Но когда он сложил приказ, сунул его в карман и сказал: «Доедай свой пудинг. У тебя еще куча времени», — вот тогда мне сделалось не по себе, потому что я понял, что скоро все начнется сначала, через полчаса буду застегиваться на все ремни, проверять двигатель и подам знак технику убрать колодки. Все остальные доедали пудинги; мой же лежал нетронутым на тарелке; я и прикоснуться к нему не мог. Но мне полегчало, когда я поджал подбородок и сказал: «Ну наконец-то. Давно надоело сидеть тут и ковырять в носу». Мне точно полегчало, когда я это сказал. Наверное, и другие говорят то же самое перед вылетом. А когда я встал из-за стола и сказал: «Увидимся за чаем», — то и это, думаю, прозвучало нормально.

Но теперь мне уже не нужно делать ничего такого. Слава богу, ничего подобного делать уже не нужно. Теперь можно расслабиться. Теперь я могу делать все, что захочу. Главное — правильно вести самолет. Раньше такого не было. Четыре года назад все было прекрасно. Мне нравилось летать, потому что это увлекательно, потому что ожидание на аэродроме можно было сравнить с ожиданием начала футбольного матча или вечеринки с друзьями. Да и три года назад все было нормально. И потом, эти обязательные три месяца отдыха, затем возвращение в строй, отдых, возвращение. Всегда возвращаешься и всегда без последствий, и при этом все говорят, какой ты замечательный летчик, и никто не знает, что с тобой было в тот раз около Брюсселя, и как тебе повезло над Дьепом, [Город во Франции. (Здесь и далее примечания переводчика.)] и какой кошмар творился в другой раз над Дьепом, и как тебе фартило каждую неделю в этом году, и сколько страху ты натерпелся, и сколько раз удача отворачивалась от тебя — и так во время каждого полета. Никто этого не знает.
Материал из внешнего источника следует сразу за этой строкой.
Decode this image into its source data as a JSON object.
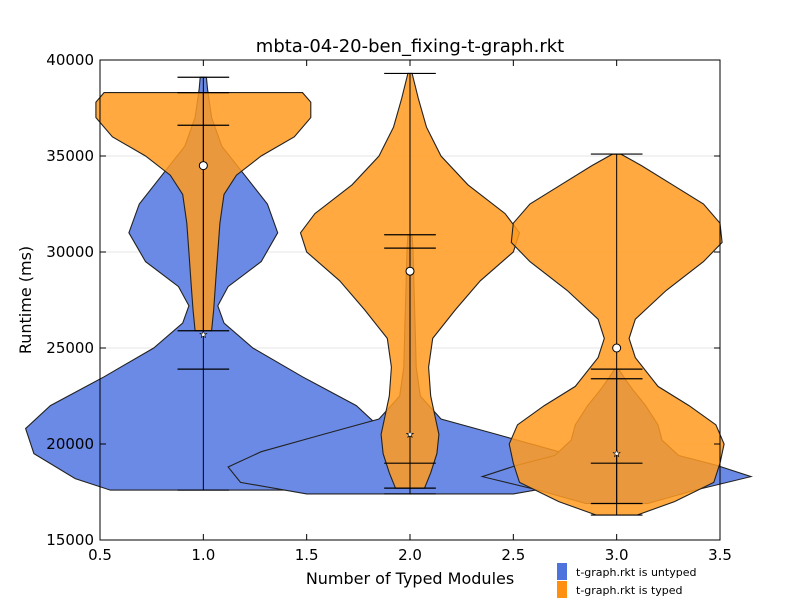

Все только и говорят: «Чарли — отличный летчик», «Чарли — прирожденный пилот», «Чарли — молодец».

Был когда-то. Но не сейчас.

Теперь с каждым разом ему все хуже. Начинается все с того, что сзади к тебе медленно что-то подкатывается, как бы надвигается, притом бесшумно, а потом будто на тебя что-то давит. Не повернувшись, так и не узнаешь, что это. Если бы можно было обернуться, то, вероятно, это можно было бы и остановить, но всякий раз происходит внезапно. Словно что-то подбирается, становится ближе и ближе. Точно так же кот подкрадывается к воробью, но только то, что приближается к тебе, не прыгает, как прыгнул бы кот, а просто склоняется над тобой и что-то шепчет в ухо. Потом мягко касается твоего плеча и нашептывает тебе, что ты молод, что тебе нужно сделать миллион дел и сказать миллион слов, что если ты не будешь осторожен, то пеняй на себя, раньше или позже тебе все равно придется пенять на себя, и что, когда тебе крупно не повезет, ты превратишься в ничто, в обожженный труп. Тебе будто кто-то нашептывает, как будет выглядеть твой труп, когда сгорит, каким он будет черным, исковерканным и покоробившимся, с черным лицом, черными пальцами и босыми ногами, потому что ботинки всегда сползают с ног, когда вот так умираешь. Поначалу нашептывание происходит только по ночам, когда тебе не спится. Потом — в самое неподходящее время днем, когда ты чистишь зубы, или пьешь пиво, или идешь по коридору. А в конце концов ты слышишь все это и днем и ночью.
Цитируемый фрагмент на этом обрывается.